Ainsi, faute pour Monsieur [D] [Y] de rapporter la preuve lui incombant de la violation de son obligation de sécurité par l'employeur, son action en recherche de la faute inexcusable des sociétés [22] et [17] ne saurait prospérer et Monsieur [D] [Y] sera dès lors débouté de l'intégralité de ses demandes.
Sur les demandes accessoires
En application des dispositions de l'article 696 du code de procédure civile, Monsieur [D] [Y], qui succombe dans ses prétentions, sera condamné aux dépens.

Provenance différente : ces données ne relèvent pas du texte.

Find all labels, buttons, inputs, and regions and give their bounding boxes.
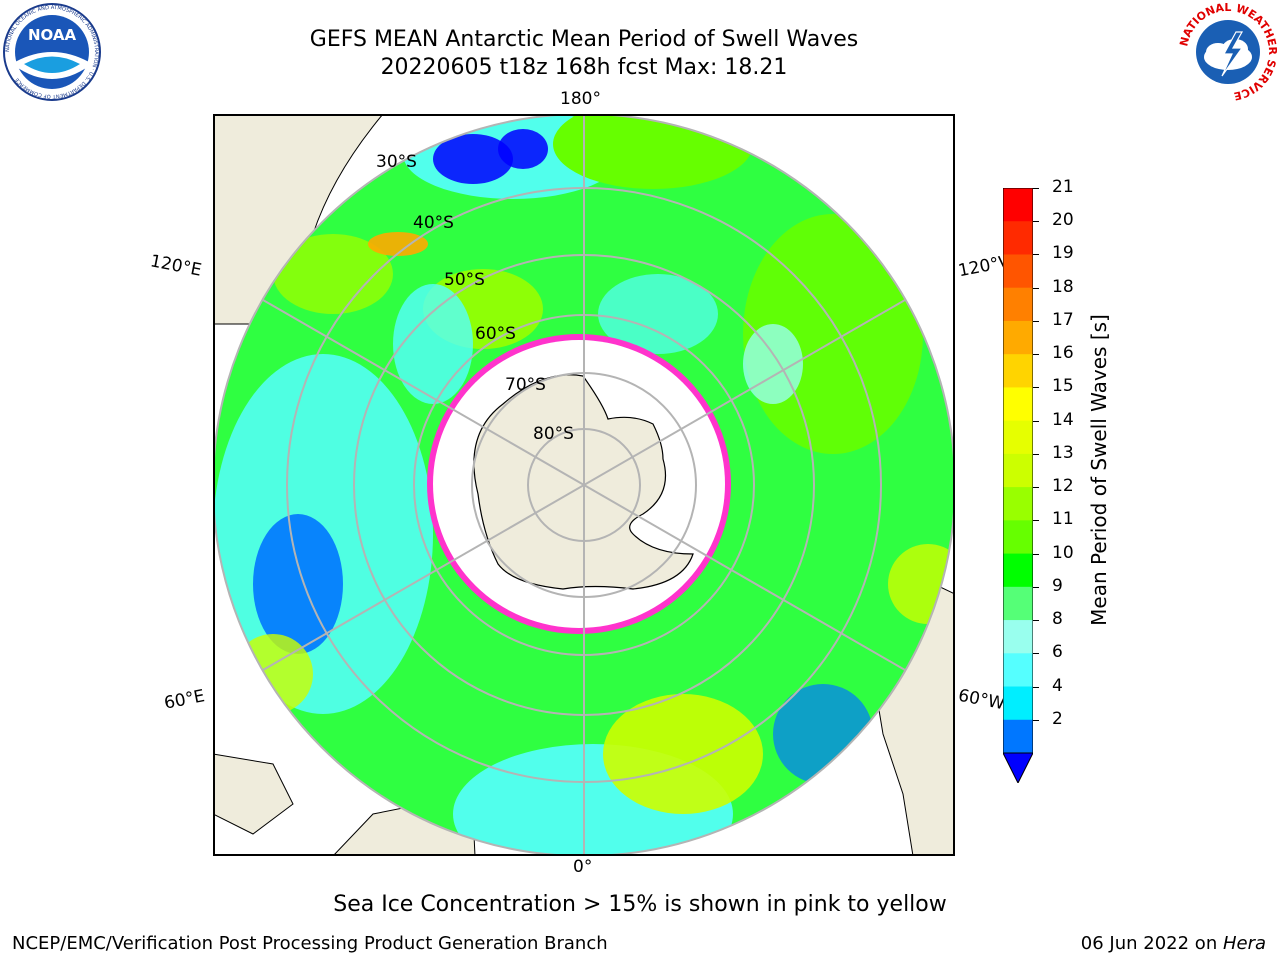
lon-label-0: 0°: [573, 857, 593, 877]
colorbar-segment: [1003, 487, 1033, 521]
colorbar-tick-label: 19: [1052, 243, 1074, 264]
colorbar-tick-label: 16: [1052, 343, 1074, 364]
colorbar-tick-mark: [1033, 520, 1039, 522]
colorbar-segment: [1003, 586, 1033, 621]
colorbar-segment: [1003, 287, 1033, 322]
land-africa-island: [213, 753, 294, 835]
colorbar-tick-mark: [1033, 320, 1039, 322]
colorbar-tick-mark: [1033, 420, 1039, 422]
colorbar-segment: [1003, 420, 1033, 455]
noaa-logo: NOAA NATIONAL OCEANIC AND ATMOSPHERIC AD…: [2, 2, 102, 102]
colorbar-tick-label: 12: [1052, 476, 1074, 497]
lat-label-40s: 40°S: [413, 213, 454, 233]
colorbar-tick-label: 10: [1052, 542, 1074, 563]
colorbar-segment: [1003, 653, 1033, 688]
colorbar-extend-triangle: [1002, 752, 1034, 785]
lon-label-60e: 60°E: [162, 686, 207, 714]
colorbar-segment: [1003, 254, 1033, 289]
colorbar-tick-mark: [1033, 453, 1039, 455]
sea-ice-caption: Sea Ice Concentration > 15% is shown in …: [333, 892, 947, 917]
colorbar-tick-label: 2: [1052, 708, 1063, 729]
colorbar-tick-mark: [1033, 586, 1039, 588]
footer-branch: NCEP/EMC/Verification Post Processing Pr…: [12, 933, 608, 954]
lon-label-120e: 120°E: [148, 251, 204, 281]
colorbar-tick-label: 9: [1052, 575, 1063, 596]
colorbar-tick-label: 4: [1052, 675, 1063, 696]
colorbar-tick-mark: [1033, 254, 1039, 256]
colorbar-segment: [1003, 320, 1033, 355]
colorbar-tick-mark: [1033, 620, 1039, 622]
colorbar-segment: [1003, 453, 1033, 488]
colorbar-tick-mark: [1033, 221, 1039, 223]
colorbar-tick-label: 21: [1052, 177, 1074, 197]
footer-date: 06 Jun 2022 on Hera: [1081, 933, 1266, 954]
colorbar-tick-mark: [1033, 653, 1039, 655]
colorbar-tick-mark: [1033, 188, 1039, 189]
colorbar-segment: [1003, 686, 1033, 721]
colorbar-tick-mark: [1033, 354, 1039, 356]
lat-label-50s: 50°S: [444, 270, 485, 290]
footer-date-text: 06 Jun 2022 on: [1080, 933, 1223, 954]
colorbar-tick-label: 8: [1052, 609, 1063, 630]
colorbar-segment: [1003, 719, 1033, 754]
colorbar-tick-label: 13: [1052, 442, 1074, 463]
colorbar-segment: [1003, 188, 1033, 222]
colorbar-tick-label: 15: [1052, 376, 1074, 397]
colorbar-tick-label: 20: [1052, 210, 1074, 231]
colorbar-tick-label: 17: [1052, 309, 1074, 330]
lon-label-180: 180°: [560, 89, 601, 109]
colorbar-segment: [1003, 354, 1033, 388]
colorbar-tick-label: 6: [1052, 642, 1063, 663]
colorbar-tick-label: 11: [1052, 509, 1074, 530]
footer-host: Hera: [1222, 933, 1266, 954]
polar-map: [212, 113, 956, 857]
colorbar-tick-label: 14: [1052, 409, 1074, 430]
lat-label-70s: 70°S: [505, 375, 546, 395]
colorbar-tick-mark: [1033, 719, 1039, 721]
nws-logo: NATIONAL WEATHER SERVICE: [1177, 1, 1279, 103]
colorbar-tick-label: 18: [1052, 276, 1074, 297]
colorbar: [1002, 187, 1034, 785]
chart-title-line2: 20220605 t18z 168h fcst Max: 18.21: [380, 55, 788, 80]
colorbar-segment: [1003, 620, 1033, 654]
colorbar-segment: [1003, 553, 1033, 588]
polar-map-svg: [212, 113, 956, 857]
svg-text:NOAA: NOAA: [28, 26, 77, 44]
colorbar-segment: [1003, 221, 1033, 255]
colorbar-tick-mark: [1033, 487, 1039, 489]
lat-label-60s: 60°S: [475, 324, 516, 344]
colorbar-title: Mean Period of Swell Waves [s]: [1087, 314, 1111, 626]
colorbar-segment: [1003, 387, 1033, 422]
colorbar-svg: [1002, 187, 1034, 785]
lat-label-30s: 30°S: [376, 152, 417, 172]
colorbar-tick-mark: [1033, 686, 1039, 688]
chart-title-line1: GEFS MEAN Antarctic Mean Period of Swell…: [309, 27, 859, 52]
lat-label-80s: 80°S: [533, 424, 574, 444]
colorbar-tick-mark: [1033, 287, 1039, 289]
colorbar-tick-mark: [1033, 387, 1039, 389]
colorbar-segment: [1003, 520, 1033, 555]
lon-label-60w: 60°W: [956, 685, 1007, 715]
colorbar-tick-mark: [1033, 553, 1039, 555]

Les considérations tirées de l'équité ne justifient pas toutefois de condamnation au titre de l'article 700 du code de procédure civile.
PAR CES MOTIFS
Le tribunal, statuant par jugement contradictoire et en premier ressort :
DÉCLARE recevable, mais mal fondé, le recours de Monsieur [D] [Y] ;
DÉBOUTE Monsieur [D] [Y] de l'intégralité de ses demandes;
DIT n'y avoir lieu à condamnation au titre de l'article 700 du code de procédure civile ;
CONDAMNE Monsieur [D] [Y] aux dépens de l'instance ;
DÉBOUTE les parties de leurs demandes plus amples ou contraires ;
DIT que tout appel de la présente décision doit, à peine de forclusion, être formé dans le mois de la réception de sa notification.
Ainsi jugé et prononcé par mise à disposition au greffe le 27 mai 2025.